The very first identified COVID-19 patient in the United States was treated with California-based Teladoc Health’s InTouch Vici system, featuring a high def pan-tilt-zoom camera, minimalist design and footprint.

And for enforcement of social distancing, DJI Mavic 2 UAV talking drones are being used to deliver an automated message.

Data
AWS is providing experts with tools and data related to the virus in their public AWS COVID-19 data lake. According to AWS, the data is “hosted on the AWS cloud, we have seeded our curated data lake with COVID-19 case tracking data from Johns Hopkins and The New York Times, hospital bed availability from Definitive Healthcare, and over 45,000 research articles about COVID-19 and related coronaviruses from the Allen Institute for AI. We will regularly add to this data lake as other reliable sources make their data publicly available.” The data is in a “publicly readable Amazon S3 bucket.

A team of data analysts, scientists and developers have come together to create COVID knowledge graphs.
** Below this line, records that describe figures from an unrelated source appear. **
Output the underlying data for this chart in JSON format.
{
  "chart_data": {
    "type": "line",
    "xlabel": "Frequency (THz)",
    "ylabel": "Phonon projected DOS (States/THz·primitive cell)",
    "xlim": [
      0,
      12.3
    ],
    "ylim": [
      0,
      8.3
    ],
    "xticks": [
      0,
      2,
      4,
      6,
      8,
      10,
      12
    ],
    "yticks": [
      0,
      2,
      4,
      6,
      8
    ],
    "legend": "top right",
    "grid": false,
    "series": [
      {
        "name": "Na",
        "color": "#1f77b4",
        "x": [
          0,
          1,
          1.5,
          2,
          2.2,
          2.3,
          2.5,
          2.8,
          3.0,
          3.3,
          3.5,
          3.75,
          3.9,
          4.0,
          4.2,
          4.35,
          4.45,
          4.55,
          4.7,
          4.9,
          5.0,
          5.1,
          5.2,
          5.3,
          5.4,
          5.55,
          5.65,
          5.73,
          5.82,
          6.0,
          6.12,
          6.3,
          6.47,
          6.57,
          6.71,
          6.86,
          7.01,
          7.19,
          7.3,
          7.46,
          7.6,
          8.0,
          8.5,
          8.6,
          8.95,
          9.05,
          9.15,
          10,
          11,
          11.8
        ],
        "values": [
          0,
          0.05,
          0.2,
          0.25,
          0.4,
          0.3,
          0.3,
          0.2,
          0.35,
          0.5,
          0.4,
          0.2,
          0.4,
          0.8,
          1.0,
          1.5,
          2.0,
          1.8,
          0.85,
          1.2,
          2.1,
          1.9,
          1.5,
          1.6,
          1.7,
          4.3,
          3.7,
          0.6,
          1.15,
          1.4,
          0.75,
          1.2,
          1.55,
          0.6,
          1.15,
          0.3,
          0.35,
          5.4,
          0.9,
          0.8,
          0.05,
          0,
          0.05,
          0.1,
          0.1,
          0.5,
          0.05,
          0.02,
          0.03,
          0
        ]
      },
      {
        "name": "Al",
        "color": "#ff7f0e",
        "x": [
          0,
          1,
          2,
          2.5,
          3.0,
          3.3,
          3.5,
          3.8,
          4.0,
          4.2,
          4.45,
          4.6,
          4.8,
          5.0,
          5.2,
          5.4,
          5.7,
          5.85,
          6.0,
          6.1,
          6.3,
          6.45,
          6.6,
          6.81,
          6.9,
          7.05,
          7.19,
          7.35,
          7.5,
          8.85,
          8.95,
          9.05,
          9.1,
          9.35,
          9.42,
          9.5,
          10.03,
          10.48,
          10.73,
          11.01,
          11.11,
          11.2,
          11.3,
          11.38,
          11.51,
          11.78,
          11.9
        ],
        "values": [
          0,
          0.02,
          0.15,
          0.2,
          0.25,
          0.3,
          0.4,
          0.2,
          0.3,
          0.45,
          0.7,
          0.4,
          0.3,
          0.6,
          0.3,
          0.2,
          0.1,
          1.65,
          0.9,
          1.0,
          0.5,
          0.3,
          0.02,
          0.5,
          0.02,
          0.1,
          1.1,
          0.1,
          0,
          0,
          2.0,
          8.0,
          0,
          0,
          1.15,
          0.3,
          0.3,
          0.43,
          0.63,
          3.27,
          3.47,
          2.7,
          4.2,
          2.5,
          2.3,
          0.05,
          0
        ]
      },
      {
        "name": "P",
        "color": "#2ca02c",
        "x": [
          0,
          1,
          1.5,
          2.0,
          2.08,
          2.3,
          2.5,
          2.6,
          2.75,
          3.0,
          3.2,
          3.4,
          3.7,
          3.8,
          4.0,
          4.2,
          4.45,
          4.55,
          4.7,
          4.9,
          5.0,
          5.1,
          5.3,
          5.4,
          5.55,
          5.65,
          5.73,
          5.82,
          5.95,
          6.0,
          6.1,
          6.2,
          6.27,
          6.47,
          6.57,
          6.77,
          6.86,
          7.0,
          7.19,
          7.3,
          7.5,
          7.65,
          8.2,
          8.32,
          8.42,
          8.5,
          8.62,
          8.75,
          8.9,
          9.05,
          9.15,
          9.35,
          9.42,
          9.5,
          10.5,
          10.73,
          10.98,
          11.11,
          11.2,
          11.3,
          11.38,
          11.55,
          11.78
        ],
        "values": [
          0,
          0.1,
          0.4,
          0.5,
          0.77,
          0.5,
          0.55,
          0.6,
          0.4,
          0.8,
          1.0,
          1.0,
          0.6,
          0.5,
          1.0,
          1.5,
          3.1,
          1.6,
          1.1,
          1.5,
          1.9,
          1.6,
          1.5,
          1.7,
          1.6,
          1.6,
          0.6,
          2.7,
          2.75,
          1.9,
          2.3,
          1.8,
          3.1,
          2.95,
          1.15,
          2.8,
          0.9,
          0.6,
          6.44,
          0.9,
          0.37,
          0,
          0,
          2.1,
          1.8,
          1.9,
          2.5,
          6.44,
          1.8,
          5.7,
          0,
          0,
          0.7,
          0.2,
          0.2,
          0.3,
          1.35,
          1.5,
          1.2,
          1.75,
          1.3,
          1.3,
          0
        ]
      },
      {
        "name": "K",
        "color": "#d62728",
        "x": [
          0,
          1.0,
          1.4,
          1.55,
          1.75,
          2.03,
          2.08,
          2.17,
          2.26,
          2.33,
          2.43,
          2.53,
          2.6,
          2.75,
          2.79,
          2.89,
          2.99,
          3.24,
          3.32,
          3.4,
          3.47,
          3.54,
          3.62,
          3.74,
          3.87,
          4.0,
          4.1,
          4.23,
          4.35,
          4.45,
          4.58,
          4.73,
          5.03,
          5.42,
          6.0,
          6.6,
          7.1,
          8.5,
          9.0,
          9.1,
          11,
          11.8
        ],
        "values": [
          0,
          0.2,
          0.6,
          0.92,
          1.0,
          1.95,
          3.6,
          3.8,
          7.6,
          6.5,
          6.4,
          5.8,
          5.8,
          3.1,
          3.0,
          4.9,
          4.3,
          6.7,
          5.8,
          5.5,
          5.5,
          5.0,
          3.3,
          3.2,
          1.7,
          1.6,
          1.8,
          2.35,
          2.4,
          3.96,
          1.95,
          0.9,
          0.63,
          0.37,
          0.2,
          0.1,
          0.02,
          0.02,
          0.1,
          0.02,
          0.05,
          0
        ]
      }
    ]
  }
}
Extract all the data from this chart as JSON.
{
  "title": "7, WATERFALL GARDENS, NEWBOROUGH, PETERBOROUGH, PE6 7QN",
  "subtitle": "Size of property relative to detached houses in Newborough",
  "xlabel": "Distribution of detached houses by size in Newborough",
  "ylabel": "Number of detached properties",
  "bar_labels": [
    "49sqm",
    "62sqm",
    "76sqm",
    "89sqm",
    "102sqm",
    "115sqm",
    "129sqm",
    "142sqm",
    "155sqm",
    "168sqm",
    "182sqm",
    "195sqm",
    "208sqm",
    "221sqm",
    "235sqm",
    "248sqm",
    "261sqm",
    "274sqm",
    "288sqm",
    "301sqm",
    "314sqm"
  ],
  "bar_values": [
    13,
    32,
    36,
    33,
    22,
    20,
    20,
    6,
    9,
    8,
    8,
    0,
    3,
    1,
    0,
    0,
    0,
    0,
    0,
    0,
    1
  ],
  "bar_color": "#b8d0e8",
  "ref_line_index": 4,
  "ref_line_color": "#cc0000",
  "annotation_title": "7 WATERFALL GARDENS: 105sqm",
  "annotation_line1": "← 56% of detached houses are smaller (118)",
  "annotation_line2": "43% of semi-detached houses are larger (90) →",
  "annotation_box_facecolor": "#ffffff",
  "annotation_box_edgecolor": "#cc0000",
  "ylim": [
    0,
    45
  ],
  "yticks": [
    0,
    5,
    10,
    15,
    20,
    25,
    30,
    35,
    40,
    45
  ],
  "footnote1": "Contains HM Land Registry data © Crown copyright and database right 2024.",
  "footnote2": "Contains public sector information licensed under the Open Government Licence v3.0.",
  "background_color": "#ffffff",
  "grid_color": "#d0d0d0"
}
The graphs integrate a number of public datasets and implemented in Neo4j, a graph database platform. According to the COVID*Graph website, “the project provides the data basis for understanding the processes involved in a coronavirus infection. Why is this virus so contagious? And why do such severe complications occur? Linking large data sets and evaluating them provides new insights and provides researchers with approaches and hypotheses for their further research work,” explains Dr. Martin Preusse, founder of Kaiser&Preusse, who co-initiated the COVID*Graph project.